不死なるひとを語り継ぐ

 裏山の中腹に隠れ住んでいるひとがいて、そのひとが隠れ住んでいることを麓の者はみな知っているのだが、ひっそりやっていきたいらしいことを知っているから、やっぱりそのひとは隠れ住んでいる。隠れびとは魔法使いで、だから隠れてやっていきたいのだろう。今の時代だからね。

 煙突がぷかぷか煙を吐き雨雲を呼んだ。日照りが続いていたので喉が乾いていたところだった。魔法使いもそうだったのだろう。雨乞いを聞き届けたわけでもなく、けれど恵みの雨は降る。おかげで野いちごが息を吹き返した。魔法使いにも分けてあげたいけれど、届けることはない。あのひとは隠れているのだから。
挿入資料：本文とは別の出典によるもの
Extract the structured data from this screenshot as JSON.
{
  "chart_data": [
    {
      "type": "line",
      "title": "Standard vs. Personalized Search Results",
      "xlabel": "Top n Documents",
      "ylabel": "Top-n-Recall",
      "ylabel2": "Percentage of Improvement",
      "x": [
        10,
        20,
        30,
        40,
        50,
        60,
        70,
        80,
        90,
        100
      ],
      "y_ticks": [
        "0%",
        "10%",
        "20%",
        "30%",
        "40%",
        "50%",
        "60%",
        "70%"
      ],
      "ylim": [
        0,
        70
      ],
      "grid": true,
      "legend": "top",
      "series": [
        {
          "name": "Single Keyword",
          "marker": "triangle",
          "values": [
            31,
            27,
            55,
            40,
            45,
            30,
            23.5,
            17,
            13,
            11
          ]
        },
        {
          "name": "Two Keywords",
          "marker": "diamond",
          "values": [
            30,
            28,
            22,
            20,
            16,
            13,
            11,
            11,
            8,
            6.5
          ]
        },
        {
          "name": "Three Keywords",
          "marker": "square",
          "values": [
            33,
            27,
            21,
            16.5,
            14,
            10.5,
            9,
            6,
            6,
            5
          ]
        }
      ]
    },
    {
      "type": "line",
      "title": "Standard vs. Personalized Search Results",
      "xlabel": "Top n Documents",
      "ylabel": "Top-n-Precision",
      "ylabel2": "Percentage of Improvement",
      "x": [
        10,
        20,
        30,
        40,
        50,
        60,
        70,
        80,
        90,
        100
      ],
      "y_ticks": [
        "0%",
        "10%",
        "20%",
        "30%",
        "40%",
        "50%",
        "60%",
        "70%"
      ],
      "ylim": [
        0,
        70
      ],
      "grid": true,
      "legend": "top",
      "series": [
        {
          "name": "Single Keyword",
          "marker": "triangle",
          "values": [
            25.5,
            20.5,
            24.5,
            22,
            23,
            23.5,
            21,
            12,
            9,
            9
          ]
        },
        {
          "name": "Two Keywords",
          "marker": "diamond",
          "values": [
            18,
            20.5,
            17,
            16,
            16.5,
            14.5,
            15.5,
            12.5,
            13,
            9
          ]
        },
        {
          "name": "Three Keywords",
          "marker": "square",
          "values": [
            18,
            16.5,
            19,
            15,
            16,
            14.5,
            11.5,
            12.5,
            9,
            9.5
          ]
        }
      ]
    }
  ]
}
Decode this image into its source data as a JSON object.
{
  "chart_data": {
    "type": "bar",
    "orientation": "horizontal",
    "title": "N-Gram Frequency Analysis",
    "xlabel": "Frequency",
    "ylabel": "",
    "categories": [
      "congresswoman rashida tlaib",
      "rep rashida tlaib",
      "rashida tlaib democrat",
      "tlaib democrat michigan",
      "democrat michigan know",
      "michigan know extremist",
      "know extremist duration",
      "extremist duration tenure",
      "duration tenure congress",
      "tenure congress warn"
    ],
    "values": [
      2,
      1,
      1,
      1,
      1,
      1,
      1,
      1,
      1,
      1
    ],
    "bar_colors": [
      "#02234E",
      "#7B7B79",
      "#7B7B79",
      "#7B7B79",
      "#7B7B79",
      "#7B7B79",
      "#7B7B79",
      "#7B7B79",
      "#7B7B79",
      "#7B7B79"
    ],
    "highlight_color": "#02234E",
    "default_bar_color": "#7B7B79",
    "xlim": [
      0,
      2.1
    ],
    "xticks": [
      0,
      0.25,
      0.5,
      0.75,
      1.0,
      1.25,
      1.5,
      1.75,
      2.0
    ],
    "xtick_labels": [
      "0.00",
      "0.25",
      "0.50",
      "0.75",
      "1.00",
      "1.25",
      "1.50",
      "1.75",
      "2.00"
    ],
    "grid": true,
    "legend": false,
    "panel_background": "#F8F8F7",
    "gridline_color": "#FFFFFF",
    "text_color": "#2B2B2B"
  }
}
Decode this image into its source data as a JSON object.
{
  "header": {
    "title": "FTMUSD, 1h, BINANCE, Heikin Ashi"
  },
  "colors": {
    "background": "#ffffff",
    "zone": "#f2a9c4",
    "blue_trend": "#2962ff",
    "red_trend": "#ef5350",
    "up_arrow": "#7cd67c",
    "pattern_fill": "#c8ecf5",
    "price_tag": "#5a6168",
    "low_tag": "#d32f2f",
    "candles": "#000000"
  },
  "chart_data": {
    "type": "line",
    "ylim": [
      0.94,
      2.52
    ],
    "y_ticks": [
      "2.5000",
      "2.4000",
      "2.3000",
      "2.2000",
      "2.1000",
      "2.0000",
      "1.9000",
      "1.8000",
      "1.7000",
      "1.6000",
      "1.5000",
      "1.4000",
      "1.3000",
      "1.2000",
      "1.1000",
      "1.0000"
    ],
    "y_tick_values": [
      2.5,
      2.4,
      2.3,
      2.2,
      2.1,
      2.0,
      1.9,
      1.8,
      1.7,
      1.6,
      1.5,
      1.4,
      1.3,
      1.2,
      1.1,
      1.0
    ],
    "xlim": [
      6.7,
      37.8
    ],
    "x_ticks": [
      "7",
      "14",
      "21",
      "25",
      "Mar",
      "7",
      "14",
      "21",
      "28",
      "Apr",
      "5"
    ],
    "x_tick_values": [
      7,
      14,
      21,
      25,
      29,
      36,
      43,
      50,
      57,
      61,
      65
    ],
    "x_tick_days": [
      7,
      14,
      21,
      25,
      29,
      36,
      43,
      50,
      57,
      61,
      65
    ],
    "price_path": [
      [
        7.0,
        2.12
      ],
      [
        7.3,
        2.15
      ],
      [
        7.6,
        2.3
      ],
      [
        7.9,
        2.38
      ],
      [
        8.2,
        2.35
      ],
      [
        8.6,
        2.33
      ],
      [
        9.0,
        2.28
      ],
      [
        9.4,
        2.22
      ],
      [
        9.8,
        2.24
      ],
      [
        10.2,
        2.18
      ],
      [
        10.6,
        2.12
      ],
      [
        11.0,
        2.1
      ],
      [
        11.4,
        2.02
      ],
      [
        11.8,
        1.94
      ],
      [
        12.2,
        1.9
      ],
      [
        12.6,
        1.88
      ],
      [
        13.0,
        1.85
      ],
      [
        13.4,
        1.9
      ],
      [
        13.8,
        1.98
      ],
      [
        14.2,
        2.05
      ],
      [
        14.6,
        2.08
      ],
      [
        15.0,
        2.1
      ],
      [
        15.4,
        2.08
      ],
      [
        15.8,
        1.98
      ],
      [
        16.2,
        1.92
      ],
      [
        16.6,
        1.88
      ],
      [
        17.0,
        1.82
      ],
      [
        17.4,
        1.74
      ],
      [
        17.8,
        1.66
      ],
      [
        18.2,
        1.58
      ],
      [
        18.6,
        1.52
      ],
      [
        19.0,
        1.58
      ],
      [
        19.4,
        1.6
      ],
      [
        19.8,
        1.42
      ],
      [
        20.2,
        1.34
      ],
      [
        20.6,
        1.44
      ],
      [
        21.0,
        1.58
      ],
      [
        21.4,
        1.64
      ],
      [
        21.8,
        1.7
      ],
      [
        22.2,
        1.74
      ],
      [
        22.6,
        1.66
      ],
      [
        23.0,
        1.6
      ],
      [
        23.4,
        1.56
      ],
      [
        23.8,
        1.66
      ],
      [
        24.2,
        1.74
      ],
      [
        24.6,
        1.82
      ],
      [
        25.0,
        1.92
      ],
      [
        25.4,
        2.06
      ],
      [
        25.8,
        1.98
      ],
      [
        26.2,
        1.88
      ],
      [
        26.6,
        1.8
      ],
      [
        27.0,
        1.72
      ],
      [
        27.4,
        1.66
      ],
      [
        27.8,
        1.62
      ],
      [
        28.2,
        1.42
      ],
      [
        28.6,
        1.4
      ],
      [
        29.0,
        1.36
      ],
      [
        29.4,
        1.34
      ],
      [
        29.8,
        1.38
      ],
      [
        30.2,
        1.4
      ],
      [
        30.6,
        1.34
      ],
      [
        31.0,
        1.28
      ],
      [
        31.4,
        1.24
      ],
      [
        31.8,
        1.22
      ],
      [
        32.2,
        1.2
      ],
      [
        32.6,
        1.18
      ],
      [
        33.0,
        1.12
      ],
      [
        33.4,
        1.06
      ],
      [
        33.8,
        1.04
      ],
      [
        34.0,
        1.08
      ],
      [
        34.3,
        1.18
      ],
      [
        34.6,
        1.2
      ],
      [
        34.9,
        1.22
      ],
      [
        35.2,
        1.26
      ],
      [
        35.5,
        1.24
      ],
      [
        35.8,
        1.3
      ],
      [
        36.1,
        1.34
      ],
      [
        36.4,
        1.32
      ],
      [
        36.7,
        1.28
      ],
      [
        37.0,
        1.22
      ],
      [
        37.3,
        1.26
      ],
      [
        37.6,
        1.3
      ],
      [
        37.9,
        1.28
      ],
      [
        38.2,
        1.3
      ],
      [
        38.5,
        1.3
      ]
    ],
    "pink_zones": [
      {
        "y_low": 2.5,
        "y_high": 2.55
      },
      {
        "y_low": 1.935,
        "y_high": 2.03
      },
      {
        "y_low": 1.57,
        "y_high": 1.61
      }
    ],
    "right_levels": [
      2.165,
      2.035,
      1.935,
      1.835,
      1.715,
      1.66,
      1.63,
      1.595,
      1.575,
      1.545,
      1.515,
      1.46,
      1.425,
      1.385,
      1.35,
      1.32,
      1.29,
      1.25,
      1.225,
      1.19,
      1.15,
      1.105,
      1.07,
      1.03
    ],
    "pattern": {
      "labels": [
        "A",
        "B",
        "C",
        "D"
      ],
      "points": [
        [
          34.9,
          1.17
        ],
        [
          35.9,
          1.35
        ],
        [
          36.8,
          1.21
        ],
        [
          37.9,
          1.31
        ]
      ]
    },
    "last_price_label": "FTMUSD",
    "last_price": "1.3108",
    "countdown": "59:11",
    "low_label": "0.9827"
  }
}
 ある日裏山の小屋の屋根は見えなくなった。西日の橙色を反射し輝く丸窓がやけに眩しかった日を境に、魔法使いは本当の隠れびとになってしまった。もしかしたら散歩している最中に気付いてしまったのかもしれない。見通しの良い場所に隠れていたということに。

 街は寂しく乾いてしまうだろうなと思っていたけれど、魔法使いがいた頃と変わらず小さな豊かさが続いた。今もどこかに隠れながら、雨を降らせ花を咲かせているのだろうか。記憶に宿った西日の色が褪せることはない。魔法使いはいるんだよ。誰も口にはしないけれど、知っているんだ。